Nach Ende des Zweiten Weltkrieges und nach Rückkehr nach Kassel-Bettenhausen waren keine Amerikaner mehr in der Wohnstraße oder in diesem Raum. Sie hatten nur in der Wohnstraße 4 den im Keller eingelagerten Schreibtisch von Papa ziemlich demoliert und er war nicht mehr zu gebrauchen. Im Keller desselben Hauses waren an den Türrahmen Nummern gepinselt. Das Leben ging in normalen Bahnen weiter.

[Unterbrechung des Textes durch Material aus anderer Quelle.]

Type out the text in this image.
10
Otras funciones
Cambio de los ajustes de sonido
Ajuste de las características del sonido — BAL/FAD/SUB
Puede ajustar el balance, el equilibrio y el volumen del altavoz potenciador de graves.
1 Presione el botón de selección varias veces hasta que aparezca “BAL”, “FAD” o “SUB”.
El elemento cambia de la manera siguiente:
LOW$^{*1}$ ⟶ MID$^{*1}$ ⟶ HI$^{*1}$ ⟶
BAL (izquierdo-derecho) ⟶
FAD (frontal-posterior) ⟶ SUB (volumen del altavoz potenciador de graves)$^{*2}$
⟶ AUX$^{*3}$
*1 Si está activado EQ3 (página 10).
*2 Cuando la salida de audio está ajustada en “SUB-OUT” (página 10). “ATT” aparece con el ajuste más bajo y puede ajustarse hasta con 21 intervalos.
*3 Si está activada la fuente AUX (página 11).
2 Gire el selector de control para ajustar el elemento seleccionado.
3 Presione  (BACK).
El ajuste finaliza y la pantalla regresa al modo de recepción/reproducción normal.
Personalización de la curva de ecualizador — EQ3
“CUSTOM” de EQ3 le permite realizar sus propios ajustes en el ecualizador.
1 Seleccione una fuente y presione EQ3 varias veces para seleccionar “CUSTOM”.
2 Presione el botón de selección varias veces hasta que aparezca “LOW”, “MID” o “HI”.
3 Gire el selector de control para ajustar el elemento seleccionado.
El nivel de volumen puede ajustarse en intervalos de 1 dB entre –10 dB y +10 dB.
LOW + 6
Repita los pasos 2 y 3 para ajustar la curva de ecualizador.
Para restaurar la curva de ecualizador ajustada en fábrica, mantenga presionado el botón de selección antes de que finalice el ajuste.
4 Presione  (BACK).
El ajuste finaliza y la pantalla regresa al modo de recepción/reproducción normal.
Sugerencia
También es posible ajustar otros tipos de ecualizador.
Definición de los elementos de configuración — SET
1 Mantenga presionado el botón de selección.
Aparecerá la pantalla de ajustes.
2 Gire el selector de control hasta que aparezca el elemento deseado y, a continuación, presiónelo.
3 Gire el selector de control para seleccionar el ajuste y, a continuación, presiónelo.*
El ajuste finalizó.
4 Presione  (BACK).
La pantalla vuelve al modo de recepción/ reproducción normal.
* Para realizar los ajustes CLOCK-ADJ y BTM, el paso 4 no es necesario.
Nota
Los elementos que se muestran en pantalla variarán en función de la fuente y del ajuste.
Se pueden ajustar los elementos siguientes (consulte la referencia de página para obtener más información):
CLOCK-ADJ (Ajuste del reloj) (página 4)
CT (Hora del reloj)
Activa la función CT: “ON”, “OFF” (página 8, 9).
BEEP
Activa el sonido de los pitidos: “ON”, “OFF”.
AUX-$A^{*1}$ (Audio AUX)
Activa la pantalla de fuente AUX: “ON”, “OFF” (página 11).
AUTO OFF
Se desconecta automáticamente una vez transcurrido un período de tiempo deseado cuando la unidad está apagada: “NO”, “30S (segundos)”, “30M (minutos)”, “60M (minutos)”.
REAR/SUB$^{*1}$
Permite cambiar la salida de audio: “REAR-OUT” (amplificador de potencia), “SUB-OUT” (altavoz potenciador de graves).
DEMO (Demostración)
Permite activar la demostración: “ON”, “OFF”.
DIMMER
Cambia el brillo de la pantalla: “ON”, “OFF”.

Beim Rumstromern fand ich an der Leipziger Straße die Fa- Röttger, Altmetalle, wo auf dem Hof riesige Kugellager mit dem Schweißbrenner zerschnitten wurden. Ob der Betrieb zum ehemaligen Panzerturmbauer Wegmann gehörte, weiß ich nicht. Auf jeden Fall wurden Panzerturmkugellager zerschnitten, aus denen glänzende Kugeln herausfielen, die bestimmt über 500 g schwer waren. Damit konnten wir wunderbar spielen und wir durften uns jede Menge Kugeln mitnehmen. Man musste nur aufpassen, dass beim "Klickern" keine Finger zwischen die Kugeln kamen. Die Kugeln hatten nur einen Nachteil, dass sie sehr schnell rosteten. Dann machte das Spielen mit ihnen keinen Spaß mehr.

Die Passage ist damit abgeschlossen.